Practically, this means source code can keep console.logs and there’s no need to do anything about them when building the production build. npm test task which is ran before committing will not call dev Rollup build and therefore rollup-plugin-strip will kick in and strip all console.logs.

This is a huge boost for my productivity.

3.5.0

1 Jan 2018

Features

3.4.0

31 Dec 2017

🏗️ Improvements

  • Dependency update
  • More unit tests to increase the code coverage on util.js
  • Setup tweaks and some rebasing

3.3.0

27 Nov 2017

Features

  • Switched to custom HTML stripping library tailored specificly for Detergent. Now legit brackets are recognised and not removed, for example: Equations: a < b and c > d are important would not treat < b and > as a tag any more.
  • Recognises improvised arrows comprising of 4 and more dashes, like ->, -->, ---> and so on.
  • Contributors list to readme.
  • Closes #19 — now recognises left-to-right and right-to-left marks.

🔧 Fixed

  • Removed dependency string.js, it was causing security alerts.

3.2.0

25 Sept 2017

Features

  • The main source now is in ES2015 modules with import/export.
  • Implemented Rollup to generate 3 flavours of this package: CommonJS, UMD and ESM module with import/export.

3.1.6

19 Sept 2017

✈️ Changes

  • Small rebase — tapped the line trimming function in string-collapse-white-space what rendered the current string.js-based function redundant. All functionality stays the same, it’s a rebase.

3.1.0

13 Sept 2017

Features

  • Widow removal now detects Jinja/Nunjucks code. For example, if the input string starts with { and ends with }, it will automatically deactivate.

3.0.0

13 Sept 2017

Three Things Changed

  • Main exports of the module is not the main detergent() function, but an object which contains detergent() function and default options object as two separate keys:
module.exports = {
  detergent: detergent,
  opts: defaultsObj,
};

This means, from now on, import Deterent like this:

const detergent = require(“detergent”).detergent;

I’m building a new front-end for detergent.io and I want to automate the options list, that’s why I need the opts exported.

  • ✨💥✨ The result of the main function detergent() is now not a string but an object.
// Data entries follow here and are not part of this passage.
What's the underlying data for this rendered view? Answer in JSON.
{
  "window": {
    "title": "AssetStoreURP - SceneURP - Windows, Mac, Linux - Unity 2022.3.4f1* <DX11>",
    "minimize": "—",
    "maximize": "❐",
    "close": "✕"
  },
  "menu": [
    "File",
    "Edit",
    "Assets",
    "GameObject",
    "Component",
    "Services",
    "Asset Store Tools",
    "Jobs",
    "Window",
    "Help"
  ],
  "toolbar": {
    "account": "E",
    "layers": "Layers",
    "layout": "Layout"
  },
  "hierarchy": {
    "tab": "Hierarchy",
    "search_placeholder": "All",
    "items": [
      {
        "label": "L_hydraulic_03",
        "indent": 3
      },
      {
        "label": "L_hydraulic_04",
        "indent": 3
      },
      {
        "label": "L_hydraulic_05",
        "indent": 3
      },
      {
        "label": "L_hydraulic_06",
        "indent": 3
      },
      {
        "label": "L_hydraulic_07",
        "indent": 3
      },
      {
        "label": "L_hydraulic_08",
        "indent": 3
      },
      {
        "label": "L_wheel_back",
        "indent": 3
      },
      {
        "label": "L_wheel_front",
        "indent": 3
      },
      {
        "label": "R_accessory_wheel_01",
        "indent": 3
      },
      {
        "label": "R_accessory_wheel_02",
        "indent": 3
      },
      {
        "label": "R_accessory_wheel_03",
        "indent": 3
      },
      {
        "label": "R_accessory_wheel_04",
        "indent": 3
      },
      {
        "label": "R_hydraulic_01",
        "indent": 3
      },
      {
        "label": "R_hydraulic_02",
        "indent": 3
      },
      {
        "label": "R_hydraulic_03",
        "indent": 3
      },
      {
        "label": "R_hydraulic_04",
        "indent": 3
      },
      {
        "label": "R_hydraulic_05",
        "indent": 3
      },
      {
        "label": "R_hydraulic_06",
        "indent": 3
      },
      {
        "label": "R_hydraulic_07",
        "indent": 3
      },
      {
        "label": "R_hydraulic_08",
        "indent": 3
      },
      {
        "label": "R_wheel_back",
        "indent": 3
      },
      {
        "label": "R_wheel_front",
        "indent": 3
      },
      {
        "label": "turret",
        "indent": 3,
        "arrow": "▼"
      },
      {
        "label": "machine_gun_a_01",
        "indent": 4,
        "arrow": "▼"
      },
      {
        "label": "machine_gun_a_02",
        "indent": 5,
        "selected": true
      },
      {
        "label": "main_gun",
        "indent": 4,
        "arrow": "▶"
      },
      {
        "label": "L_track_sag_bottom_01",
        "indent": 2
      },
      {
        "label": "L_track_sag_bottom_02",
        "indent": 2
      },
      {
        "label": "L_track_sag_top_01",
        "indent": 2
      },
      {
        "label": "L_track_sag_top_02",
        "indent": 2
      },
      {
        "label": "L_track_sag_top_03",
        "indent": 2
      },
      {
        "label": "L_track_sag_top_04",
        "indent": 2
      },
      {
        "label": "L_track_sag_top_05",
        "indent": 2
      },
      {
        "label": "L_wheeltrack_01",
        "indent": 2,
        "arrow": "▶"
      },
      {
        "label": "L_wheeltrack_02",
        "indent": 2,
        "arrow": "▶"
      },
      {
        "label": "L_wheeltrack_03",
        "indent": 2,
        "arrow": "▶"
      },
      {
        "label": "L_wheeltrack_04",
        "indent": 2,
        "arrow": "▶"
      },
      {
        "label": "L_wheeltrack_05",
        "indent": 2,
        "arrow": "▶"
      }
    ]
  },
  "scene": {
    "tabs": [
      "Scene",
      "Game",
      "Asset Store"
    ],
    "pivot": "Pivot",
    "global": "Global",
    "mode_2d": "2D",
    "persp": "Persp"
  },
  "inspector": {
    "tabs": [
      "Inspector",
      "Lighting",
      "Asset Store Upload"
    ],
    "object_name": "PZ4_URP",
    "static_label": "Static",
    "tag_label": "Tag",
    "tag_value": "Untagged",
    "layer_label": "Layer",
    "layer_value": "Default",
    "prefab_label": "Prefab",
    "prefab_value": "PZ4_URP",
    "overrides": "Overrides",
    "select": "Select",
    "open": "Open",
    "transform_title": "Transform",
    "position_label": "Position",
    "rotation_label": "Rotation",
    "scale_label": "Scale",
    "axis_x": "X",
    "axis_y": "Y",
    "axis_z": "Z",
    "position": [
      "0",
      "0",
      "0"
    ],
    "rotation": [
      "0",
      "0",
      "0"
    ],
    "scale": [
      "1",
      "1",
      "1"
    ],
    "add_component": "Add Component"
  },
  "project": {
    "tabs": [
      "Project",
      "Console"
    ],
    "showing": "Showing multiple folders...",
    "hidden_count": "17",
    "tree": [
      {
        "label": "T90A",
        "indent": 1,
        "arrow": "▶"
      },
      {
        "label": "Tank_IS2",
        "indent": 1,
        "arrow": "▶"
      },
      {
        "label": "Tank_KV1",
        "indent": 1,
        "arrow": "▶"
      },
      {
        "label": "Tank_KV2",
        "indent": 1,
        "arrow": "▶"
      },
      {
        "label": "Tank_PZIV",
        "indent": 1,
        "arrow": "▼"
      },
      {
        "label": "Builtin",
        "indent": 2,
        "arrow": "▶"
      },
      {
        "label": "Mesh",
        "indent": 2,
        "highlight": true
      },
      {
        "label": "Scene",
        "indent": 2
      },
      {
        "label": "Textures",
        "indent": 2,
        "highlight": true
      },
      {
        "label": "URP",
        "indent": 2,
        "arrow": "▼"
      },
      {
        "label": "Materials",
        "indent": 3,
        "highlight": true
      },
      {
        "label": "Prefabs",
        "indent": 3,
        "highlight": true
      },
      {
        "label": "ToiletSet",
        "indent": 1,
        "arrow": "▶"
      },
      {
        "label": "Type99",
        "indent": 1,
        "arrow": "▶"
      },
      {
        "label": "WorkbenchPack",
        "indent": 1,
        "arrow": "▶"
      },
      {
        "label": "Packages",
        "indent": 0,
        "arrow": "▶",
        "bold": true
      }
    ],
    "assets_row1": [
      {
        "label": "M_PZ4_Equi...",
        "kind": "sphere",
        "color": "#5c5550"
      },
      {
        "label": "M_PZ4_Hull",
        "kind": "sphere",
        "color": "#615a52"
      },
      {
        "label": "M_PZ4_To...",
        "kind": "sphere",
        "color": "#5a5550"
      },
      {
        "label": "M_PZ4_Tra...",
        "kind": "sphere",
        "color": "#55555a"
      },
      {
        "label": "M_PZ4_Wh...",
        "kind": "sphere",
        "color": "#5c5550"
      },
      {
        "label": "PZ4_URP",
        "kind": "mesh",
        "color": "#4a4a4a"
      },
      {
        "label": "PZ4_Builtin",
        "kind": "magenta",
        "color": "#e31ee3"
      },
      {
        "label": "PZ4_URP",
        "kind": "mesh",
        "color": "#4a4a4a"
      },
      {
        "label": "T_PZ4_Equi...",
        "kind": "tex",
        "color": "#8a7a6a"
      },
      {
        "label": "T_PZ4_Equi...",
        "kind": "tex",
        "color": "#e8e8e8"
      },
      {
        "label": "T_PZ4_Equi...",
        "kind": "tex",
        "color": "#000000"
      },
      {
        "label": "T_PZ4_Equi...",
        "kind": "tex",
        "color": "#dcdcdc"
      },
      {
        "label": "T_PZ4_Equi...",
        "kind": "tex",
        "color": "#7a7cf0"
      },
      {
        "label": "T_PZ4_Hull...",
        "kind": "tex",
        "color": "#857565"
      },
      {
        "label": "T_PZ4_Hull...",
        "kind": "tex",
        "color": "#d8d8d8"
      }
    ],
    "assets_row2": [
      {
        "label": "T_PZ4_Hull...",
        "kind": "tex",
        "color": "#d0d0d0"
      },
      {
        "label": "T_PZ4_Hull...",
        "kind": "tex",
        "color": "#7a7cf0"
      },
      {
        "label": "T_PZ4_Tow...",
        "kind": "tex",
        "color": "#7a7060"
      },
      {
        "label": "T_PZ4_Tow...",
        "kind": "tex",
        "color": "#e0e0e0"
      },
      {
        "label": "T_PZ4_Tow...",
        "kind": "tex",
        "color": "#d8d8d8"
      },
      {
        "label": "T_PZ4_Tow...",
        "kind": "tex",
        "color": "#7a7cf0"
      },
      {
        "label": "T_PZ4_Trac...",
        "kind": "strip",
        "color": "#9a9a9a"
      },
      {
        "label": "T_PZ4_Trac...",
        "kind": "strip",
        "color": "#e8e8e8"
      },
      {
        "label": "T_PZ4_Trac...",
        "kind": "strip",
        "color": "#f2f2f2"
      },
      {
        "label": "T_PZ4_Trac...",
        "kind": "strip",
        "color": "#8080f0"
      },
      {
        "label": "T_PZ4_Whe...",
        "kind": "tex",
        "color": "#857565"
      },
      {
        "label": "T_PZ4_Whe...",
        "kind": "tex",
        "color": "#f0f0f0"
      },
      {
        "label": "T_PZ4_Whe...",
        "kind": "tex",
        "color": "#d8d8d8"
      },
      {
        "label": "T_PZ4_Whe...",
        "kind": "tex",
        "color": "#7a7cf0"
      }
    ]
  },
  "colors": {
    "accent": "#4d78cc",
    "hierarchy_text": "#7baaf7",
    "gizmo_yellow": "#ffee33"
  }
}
Result is now placed under key res. This is done so I can place additional info in the future, what was added or removed exactly, what kinds of invisible characters were encountered and so on.
  • Removed JS Standard and switched to raw eslint with airbnb-base config preset with 2 overrides: 1. no semicolons. 2. allowing plus-plus in for loops. For posterity JS Standard is using half-year old version of ESLint and its config is too relaxed, it’s ignoring many good practice rules.

2.32.0

7 Sept 2017

The previous algorithm was not aiming for anything specific, which led to a goal of easy to read and develop code. Rest was secondary (correctness aside of course). In this rebase issue, the main aim is efficiency (besides correctness): both when ran by JS engine as well as algorithm’s in general.

I implemented JS optimisations like for looping backward (optimisation for JS engine) and general ones like cutting down on operations and making them only when it’s the best time to do so. I reviewed all locations of all functions and weighed are they necessary at all (or can they be replaced by something more efficient).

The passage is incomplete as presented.